Convict leasing

Louis Proyect lnp3 at
Mon Jul 28 12:51:05 MDT 2003

Matthew J. Mancini. One Dies, Get Another: Convict Leasing in the
American South, 1866-1928. Columbia, S.C.: University of South Carolina
Press, 1996. xi + 283 pp. Index, Bibliography. $34.95 (cloth), ISBN

Reviewed by Garland Brinkley, Department of Economics, School of Public
Health, University of California-Berkeley.
Published by EH.Net (October, 1999)

Several economic historians have asserted that African-Americans were
better off in the aftermath of the Civil War. Ransom and Sutch's (1977)
classic leisure for labor trade-off, for example, suggests that freedmen
worked fewer hours and fewer days and that fewer members of the family
spent time in the fields after the Civil War with the resultant higher
utility (but lower income). What are noticeably absent from previous
histories of the South, was the continuation of slavery under the even
more brutal conditions driven by economic incentives. While most believe
that the thirteenth Amendment abolished slavery and involuntary
servitude, a loophole was opened that resulted in the widespread
continuation of slavery in the Southern states of America -- slavery as
punishment for a crime.


Georgia practiced the most undiluted and typical form of convict leasing
of any of the southern states. However, political favoritism determined
the issuance and bid price of convict leasing contracts and political
pressures ensured no interference in the working and living conditions
of the convicts. Average prison sentences lengthened dramatically during
this period. Convicts were invariably leased to prominent and wealthy
Georgian families who worked them on railroads and in coal mining. Even
though reformers exposed the brutalities of the system in Georgia, the
demise of convict labor in Georgia came about due to political reform
and market forces when the bids that contractors had to pay for convict
labor finally became equal to free wage rates.

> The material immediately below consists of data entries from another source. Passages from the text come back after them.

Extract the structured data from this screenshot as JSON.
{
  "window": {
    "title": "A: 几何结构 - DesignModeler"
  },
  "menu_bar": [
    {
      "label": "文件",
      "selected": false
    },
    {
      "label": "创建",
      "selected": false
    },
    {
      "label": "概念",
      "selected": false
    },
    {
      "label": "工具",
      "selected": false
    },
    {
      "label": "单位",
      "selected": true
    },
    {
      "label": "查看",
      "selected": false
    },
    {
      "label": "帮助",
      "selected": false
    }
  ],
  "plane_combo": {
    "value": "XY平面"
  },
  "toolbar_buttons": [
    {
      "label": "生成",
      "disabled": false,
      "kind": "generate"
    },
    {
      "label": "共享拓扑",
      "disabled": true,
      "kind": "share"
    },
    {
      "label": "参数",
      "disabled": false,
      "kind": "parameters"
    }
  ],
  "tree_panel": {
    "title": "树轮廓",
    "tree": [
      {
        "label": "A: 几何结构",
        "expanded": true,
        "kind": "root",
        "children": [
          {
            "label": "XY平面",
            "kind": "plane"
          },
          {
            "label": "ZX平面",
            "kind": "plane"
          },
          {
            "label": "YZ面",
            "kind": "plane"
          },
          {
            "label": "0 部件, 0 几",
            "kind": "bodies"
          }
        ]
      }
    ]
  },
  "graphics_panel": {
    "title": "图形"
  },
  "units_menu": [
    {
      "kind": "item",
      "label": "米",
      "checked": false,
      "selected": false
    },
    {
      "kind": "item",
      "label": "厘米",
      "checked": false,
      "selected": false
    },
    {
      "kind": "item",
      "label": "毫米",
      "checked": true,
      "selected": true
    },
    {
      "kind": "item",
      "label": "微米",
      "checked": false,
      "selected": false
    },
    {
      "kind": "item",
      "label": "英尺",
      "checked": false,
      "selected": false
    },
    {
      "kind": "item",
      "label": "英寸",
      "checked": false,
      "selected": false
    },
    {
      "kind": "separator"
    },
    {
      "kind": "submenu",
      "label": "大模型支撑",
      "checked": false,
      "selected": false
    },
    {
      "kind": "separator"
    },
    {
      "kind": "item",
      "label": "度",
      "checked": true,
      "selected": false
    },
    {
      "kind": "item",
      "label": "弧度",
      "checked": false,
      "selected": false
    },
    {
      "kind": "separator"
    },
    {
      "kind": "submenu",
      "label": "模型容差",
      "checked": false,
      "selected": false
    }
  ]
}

Alabama used the convict labor system as an enormously successful
revenue generating mechanism. Not only did convict leasing last longer
in Alabama than in any other southern state, but it was also notable due
to the extreme quantity of convicts in the system. Convict leasing began
in Alabama in 1846 and lasted until July 1, 1928 when Herbert Hoover was
vying for the White House. In 1883, 10 percent of Alabama's total
revenue was derived form convict leasing while in 1898, 73 percent of
total revenue came from this same source. Death rates among leased
convicts were approximately ten times the death rates of prisoners in
non-lease states. In 1873, for example, 25 percent of all black leased
convicts died. Possibly the greatest impetus to the continuance of
convict labor in Alabama was to depress the union movement.

Arkansas was notorious for the brutality of its convict leasing system
resulting from the lack of official monitoring of convict laborers.
Economically different from other southern states, Arkansas actually
paid companies to work their prisoners for much of the time the system
was in place. Arkansas' system of convict leasing was also quite
political in terms of issuance of contracts and oversight or lack of
oversight of convicts. No state official was empowered to oversee the
plight of the prisoners and businesses had complete autonomy in the
disposition and working conditions of convict laborers. Mines and
plantations that used convict laborers commonly had secret graveyards
containing the bodies of prisoners who had been beaten and/or tortured
to death. Convicts would be made to fight each other, sometimes to the
death, for the amusement of the guards and wardens.